“What’s the worst that could happen?” The smart viewer, upon hearing this phrase during a film, will cringe. This is always intended as a rhetorical query, yet the asking will invariably summon up the barrel-bottom worst-case scenario that the characters are doing all they can to avoid. This holds especially true if these characters are in a film wherein they’re practically inviting the worst upon themselves by Tampering in God’s Domain—a film like, say, Vincenzo Natali’s creepy-funny sci-fi shock show Splice. I fervently hope your average genetic researcher’s impetus for experimentation and advancement of knowledge is generally more complex and well-reasoned than a shrug and an utterance of “What’s the worst that could happen?” Initially, Clive Nicoli (Adrien Brody) and Elsa Kast (Sarah Polley) have a perfectly good reason for their boundary-expanding, species-scrambling work: They’re getting paid to do so by a large corporation that very much enjoys the beneficial proteins that have been isolated and harvested from their pet project, a pair of hybrid slug-like organisms cheekily named Fred and Ginger. But where Clive and Elsa want to continue working in this vein, discovering new things about genetic combinations, the company (represented, most of the time, by the reliably amusing David Hewlett) is fine with stopping and funneling all future effort into the pharmaceutical potential of Fred and Ginger. The strong-willed Elsa chafes against this and cooks up another creature on the sly, one with doses of human DNA; Clive, being stupid in love, goes along despite his strenuous objections. As the rapidly-evolving new being (dubbed “Dren” by its creators) becomes less bestial and more human, the worst gradually and inexorably happens.

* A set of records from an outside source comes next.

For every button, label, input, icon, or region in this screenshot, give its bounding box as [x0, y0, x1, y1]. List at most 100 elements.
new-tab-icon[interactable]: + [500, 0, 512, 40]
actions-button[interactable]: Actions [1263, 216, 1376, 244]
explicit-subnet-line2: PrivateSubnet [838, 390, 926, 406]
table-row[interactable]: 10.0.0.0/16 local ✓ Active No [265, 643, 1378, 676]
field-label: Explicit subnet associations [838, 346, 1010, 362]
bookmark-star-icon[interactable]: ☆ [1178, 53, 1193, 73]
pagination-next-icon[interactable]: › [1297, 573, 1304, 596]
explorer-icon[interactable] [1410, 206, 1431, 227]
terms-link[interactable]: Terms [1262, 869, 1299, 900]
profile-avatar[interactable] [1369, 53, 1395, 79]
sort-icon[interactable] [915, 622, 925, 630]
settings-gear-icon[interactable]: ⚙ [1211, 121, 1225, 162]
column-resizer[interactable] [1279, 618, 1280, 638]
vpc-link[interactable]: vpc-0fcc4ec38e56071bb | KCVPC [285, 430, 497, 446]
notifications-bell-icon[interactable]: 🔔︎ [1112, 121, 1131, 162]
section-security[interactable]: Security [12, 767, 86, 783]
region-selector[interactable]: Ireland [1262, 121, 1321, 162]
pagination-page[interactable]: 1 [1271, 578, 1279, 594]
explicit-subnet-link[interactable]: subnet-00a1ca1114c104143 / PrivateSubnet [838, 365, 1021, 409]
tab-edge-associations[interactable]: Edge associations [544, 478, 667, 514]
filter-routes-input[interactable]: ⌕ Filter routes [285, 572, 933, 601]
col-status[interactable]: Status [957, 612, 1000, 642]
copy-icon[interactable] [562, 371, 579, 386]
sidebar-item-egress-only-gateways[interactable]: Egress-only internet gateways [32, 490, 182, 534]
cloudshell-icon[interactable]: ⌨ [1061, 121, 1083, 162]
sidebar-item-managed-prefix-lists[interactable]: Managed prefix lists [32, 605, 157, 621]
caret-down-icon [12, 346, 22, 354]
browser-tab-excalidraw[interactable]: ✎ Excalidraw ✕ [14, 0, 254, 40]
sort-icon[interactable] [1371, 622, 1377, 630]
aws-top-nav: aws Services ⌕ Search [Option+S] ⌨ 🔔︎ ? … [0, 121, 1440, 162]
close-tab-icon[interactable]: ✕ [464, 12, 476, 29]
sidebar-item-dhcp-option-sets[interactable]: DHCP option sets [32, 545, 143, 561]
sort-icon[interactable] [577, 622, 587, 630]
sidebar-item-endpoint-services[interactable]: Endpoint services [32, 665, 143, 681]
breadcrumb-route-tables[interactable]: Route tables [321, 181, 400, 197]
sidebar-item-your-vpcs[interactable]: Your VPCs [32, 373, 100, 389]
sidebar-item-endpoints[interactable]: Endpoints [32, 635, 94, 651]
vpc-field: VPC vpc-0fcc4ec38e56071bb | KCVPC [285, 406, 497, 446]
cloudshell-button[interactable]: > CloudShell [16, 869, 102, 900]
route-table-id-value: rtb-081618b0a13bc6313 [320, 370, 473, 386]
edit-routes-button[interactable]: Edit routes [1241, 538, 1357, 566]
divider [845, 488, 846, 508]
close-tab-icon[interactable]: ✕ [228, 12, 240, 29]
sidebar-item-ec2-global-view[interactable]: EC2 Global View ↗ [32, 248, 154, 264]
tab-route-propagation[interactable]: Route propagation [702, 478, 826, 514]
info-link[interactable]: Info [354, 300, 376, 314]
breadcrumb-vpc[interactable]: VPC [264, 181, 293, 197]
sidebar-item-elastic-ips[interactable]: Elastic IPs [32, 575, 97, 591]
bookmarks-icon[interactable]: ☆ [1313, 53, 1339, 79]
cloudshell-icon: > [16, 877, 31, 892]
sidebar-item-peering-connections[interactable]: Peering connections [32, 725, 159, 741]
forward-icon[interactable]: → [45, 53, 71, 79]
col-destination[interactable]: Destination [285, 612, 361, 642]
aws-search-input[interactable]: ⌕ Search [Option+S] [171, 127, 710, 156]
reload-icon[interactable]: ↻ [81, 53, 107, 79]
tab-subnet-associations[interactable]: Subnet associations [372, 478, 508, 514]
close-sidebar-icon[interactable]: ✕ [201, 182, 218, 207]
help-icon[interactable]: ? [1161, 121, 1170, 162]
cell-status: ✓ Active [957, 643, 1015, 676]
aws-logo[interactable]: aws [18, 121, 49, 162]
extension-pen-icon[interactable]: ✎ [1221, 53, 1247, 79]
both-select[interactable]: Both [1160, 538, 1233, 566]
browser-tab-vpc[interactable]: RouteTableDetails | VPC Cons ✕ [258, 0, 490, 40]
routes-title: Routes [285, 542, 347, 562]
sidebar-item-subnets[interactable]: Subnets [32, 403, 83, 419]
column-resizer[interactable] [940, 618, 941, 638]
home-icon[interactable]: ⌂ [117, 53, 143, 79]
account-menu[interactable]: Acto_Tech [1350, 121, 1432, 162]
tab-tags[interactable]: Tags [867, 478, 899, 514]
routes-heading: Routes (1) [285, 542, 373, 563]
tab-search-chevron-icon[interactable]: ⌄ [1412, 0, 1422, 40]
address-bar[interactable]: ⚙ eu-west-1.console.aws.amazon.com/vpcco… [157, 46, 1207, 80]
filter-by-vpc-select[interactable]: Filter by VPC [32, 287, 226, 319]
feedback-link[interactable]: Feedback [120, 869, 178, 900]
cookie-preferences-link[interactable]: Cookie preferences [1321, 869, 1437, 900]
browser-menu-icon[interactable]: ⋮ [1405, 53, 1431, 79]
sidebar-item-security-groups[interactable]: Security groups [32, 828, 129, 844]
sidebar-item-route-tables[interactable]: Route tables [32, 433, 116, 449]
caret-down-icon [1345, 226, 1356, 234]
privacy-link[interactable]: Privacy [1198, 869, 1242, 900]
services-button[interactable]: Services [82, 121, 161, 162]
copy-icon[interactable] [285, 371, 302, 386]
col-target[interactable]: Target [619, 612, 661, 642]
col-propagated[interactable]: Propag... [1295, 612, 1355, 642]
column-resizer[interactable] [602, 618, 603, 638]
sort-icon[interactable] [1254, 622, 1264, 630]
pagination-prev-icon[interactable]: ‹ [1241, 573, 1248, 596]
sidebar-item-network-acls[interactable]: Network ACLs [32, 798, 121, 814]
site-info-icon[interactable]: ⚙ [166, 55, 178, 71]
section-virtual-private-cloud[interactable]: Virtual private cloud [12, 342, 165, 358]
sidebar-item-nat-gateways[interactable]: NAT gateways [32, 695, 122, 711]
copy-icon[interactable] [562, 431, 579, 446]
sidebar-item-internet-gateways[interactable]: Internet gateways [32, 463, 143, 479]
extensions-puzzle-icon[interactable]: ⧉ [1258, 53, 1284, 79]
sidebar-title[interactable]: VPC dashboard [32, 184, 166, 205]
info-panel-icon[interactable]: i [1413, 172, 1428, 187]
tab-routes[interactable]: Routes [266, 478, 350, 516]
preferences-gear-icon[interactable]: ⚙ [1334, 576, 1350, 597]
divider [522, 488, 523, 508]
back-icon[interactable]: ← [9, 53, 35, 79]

The comparison is blatant—it’s even there in the character names—yet I’d feel remiss if I didn’t make it simply because it’s also correct. Splice drags the well-worn Frankenstein template into the age of gene therapy. This seems wholly appropriate as the film is itself a Frankenstein monster assembled from the influences of others. In the genetic stew that birthed this can be spotted, among others, a little of Larry Cohen’s It’s Alive, a good dollop of Eraserhead, and a whole heap of David Cronenberg (The Brood and The Fly). Yet, like the monster in Mary Shelley’s tale, Splice manages to transcend being a mere moribund patchwork of other people’s work. Natali respects his forbearers enough to not just filch bits and pieces. He’s after something larger: The primal way that metaphors can kick with boots under the cover of genre. Strip away the biological oddities and the narrative reveals itself as an emotionally tense piece about two stressed-out working parents and their offspring, whose hormonal and physical changes coupled with a desire to explore the world on her own terms stretch these relationships to the breaking point. The psychological push-pull pressure, the exhaustion, the way damaging traits can filter down and fuck up your kids the same way your parents fucked up you… it’s all there, plain as day. Brody and Polley are both invaluable in this regard, refusing as they do to play down to the material; Polley in particular delivers in a crucial role that leaves her both coddler and disciplinarian, rationalist and psychotic, abuser and abused, sympathetic and otherwise.
When needed, Splice erupts, unhesitatingly, with a wicked, transgressive energy, splaying viscera and acrid throat-catching laughs in every direction.
Yet while this is ingrained in the text, Natali smartly avoids the trap of making it the text itself. The metaphorical intent gives it gravity and potency, but Splice is foremost a vehicle for making the average viewer squirm in discomfort. The film is fairly low-key for much of its running time, a pot on a flame set to build a low rolling boil. And like any such pot, it can get messy when it finally boils over. When needed, Splice erupts, unhesitatingly, with a wicked, transgressive energy, splaying viscera and acrid throat-catching laughs in every direction. Natali throws the gauntlet down halfway through in a terrific scene where a product demonstration at a tech conference goes unexpectedly and gruesomely wrong for Brody and Polley, and from there he keeps Splice teetering with savage glee on the line between breakthrough and disaster. As Dren changes, she unveils new physical tricks as needed and becomes more recognizably human (and attractively feminine), and the film changes with her. The careful and controlled early stages become messy and unpredictable as emotion trumps logic, culminating in a couple taboo-busting encounters where sexuality is weaponized. The third act, finally, does devolve into a traditional monster-on-the-loose climactic rampage, yet even this cliched action-stravaganza is executed by Natali with a panache and tautness that avoids the stench of copout. Splice is smart, tight and ruthless, a rumination on parenthood and creation that explodes into an unforgiving sick joke. The worst, assuredly, will happen. Brace yourself.